I'm trying to understand that too. I can see that page faults does impact performance but not by much.
> On Thursday, August 05, 2010 6:39 AM mterrisse wrote:
> Hello,
>
> I am using Windows 7 64-bit but I develop a 32-bit application. When
> It is running, the Windows task manager reports millions of page
> faults and I am trying to track them to improve performance.

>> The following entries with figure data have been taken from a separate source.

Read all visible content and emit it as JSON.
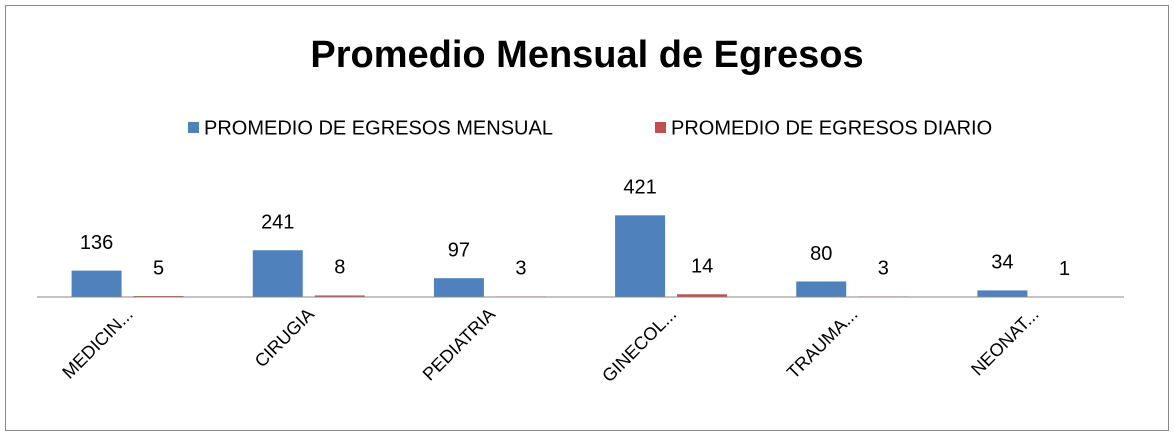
{
  "chart_data": {
    "type": "bar",
    "title": "Promedio Mensual de Egresos",
    "categories": [
      "MEDICIN...",
      "CIRUGIA",
      "PEDIATRIA",
      "GINECOL...",
      "TRAUMA...",
      "NEONAT..."
    ],
    "series": [
      {
        "name": "PROMEDIO DE EGRESOS MENSUAL",
        "color": "#4f81bd",
        "values": [
          136,
          241,
          97,
          421,
          80,
          34
        ]
      },
      {
        "name": "PROMEDIO DE EGRESOS DIARIO",
        "color": "#c0504d",
        "values": [
          5,
          8,
          3,
          14,
          3,
          1
        ]
      }
    ],
    "ylim": [
      0,
      500
    ],
    "grid": false,
    "legend": "top"
  }
}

> The number of page faults reported for the same program using a 32-bit
> version of Windows is not so big, so it has to do with WOW64.
>
> I try to focus on faults directly linked to my code but most of the
> page faults come from Windows Api like ReadFile or SysAllocStringLen,
> and I cannot change anything to that.
> Is it well known that Win32 APIs can generate a lot of page faults, or
> is there anything I can do to limit that ?
>
> Note that I have 16 GB RAM installed on the machine, that is large,
> and a test program I wrote can generate thousands of pages faults
> immediately while it comsumes less than 1 MB.
>
> Regards,
>
> Michel
>> On Thursday, August 05, 2010 8:56 AM Lorne wrote:
>> Are you sure these are real faults? Every time your program asks windows to
>> look for some data and it is not already in RAM it will load it and the
>> failure to find it first time is recorded as a fault. The first time you
>> program executes anything or during its startup my guess is that it will
>> throw many page faults which are just related to data being loaded into RAM.

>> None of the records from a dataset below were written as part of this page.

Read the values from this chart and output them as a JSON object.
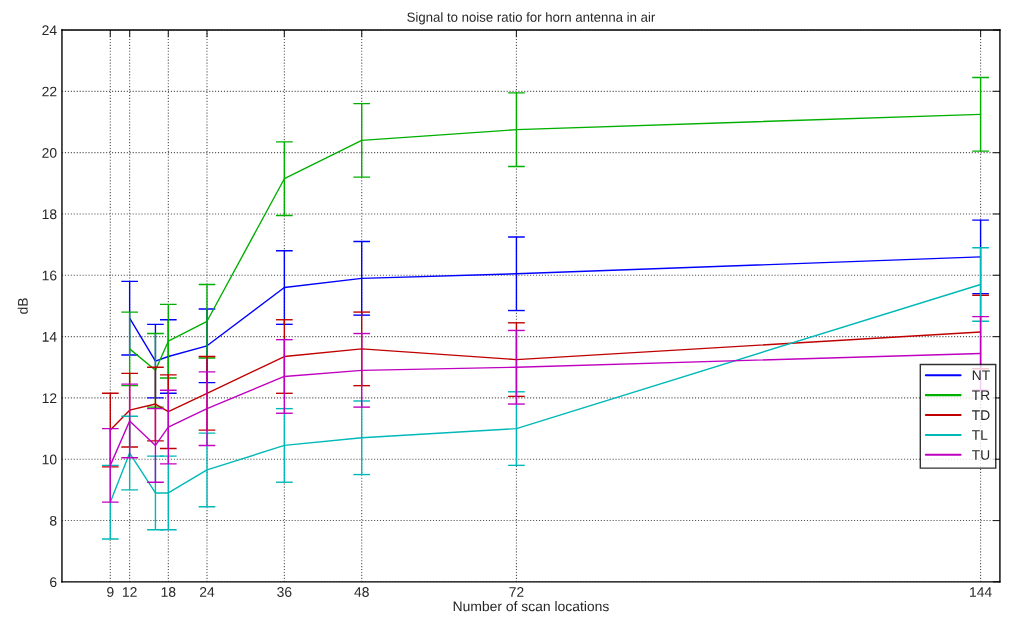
{
  "chart_data": {
    "type": "line",
    "title": "Signal to noise ratio for horn antenna in air",
    "xlabel": "Number of scan locations",
    "ylabel": "dB",
    "x": [
      9,
      12,
      16,
      18,
      24,
      36,
      48,
      72,
      144
    ],
    "xlim": [
      1.5,
      147
    ],
    "xticks": [
      9,
      12,
      18,
      24,
      36,
      48,
      72,
      144
    ],
    "ylim": [
      6,
      24
    ],
    "yticks": [
      6,
      8,
      10,
      12,
      14,
      16,
      18,
      20,
      22,
      24
    ],
    "grid": true,
    "legend": "right",
    "marker": "none",
    "line_style": "solid",
    "series": [
      {
        "name": "NT",
        "color": "#0000ff",
        "values": [
          null,
          14.6,
          13.2,
          13.35,
          13.7,
          15.6,
          15.9,
          16.05,
          16.6
        ],
        "errors": [
          null,
          1.2,
          1.2,
          1.2,
          1.2,
          1.2,
          1.2,
          1.2,
          1.2
        ]
      },
      {
        "name": "TR",
        "color": "#00b000",
        "values": [
          null,
          13.6,
          12.9,
          13.85,
          14.5,
          19.15,
          20.4,
          20.75,
          21.25
        ],
        "errors": [
          null,
          1.2,
          1.2,
          1.2,
          1.2,
          1.2,
          1.2,
          1.2,
          1.2
        ]
      },
      {
        "name": "TD",
        "color": "#c00000",
        "values": [
          10.95,
          11.6,
          11.8,
          11.55,
          12.15,
          13.35,
          13.6,
          13.25,
          14.15
        ],
        "errors": [
          1.2,
          1.2,
          1.2,
          1.2,
          1.2,
          1.2,
          1.2,
          1.2,
          1.2
        ]
      },
      {
        "name": "TL",
        "color": "#00b8b8",
        "values": [
          8.6,
          10.2,
          8.9,
          8.9,
          9.65,
          10.45,
          10.7,
          11.0,
          15.7
        ],
        "errors": [
          1.2,
          1.2,
          1.2,
          1.2,
          1.2,
          1.2,
          1.2,
          1.2,
          1.2
        ]
      },
      {
        "name": "TU",
        "color": "#c000c0",
        "values": [
          9.8,
          11.25,
          10.45,
          11.05,
          11.65,
          12.7,
          12.9,
          13.0,
          13.45
        ],
        "errors": [
          1.2,
          1.2,
          1.2,
          1.2,
          1.2,
          1.2,
          1.2,
          1.2,
          1.2
        ]
      }
    ]
  }
}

>> I just looked on my machine and even Microsoft software like Outlook is
>> showing over 50,000 "page faults".
>>> On Wednesday, August 11, 2010 6:34 AM mterrisse wrote:
>>> I do not know what you call "real faults". Page faults here are not
>>> invalid page faults or protection faults. The process runs with no
>>> error.
>>>
>>> ou
>>> AM.
>>> I understand that. What I cannot understand is how a small program
>>> (code : ~ 300 KB, memory usage : ~ 500 KB) can generate millions of
>>> such page faults in a few seconds. The number of page faults is far
>>> greater than the number of bytes consumed by the process, this means
>>> that data is being loaded into RAM not only the first time it needs to
>>> access a page, but thousands of times for the same page. Strange.
>>> And this does not happen with the 32-bit version of Windows 7.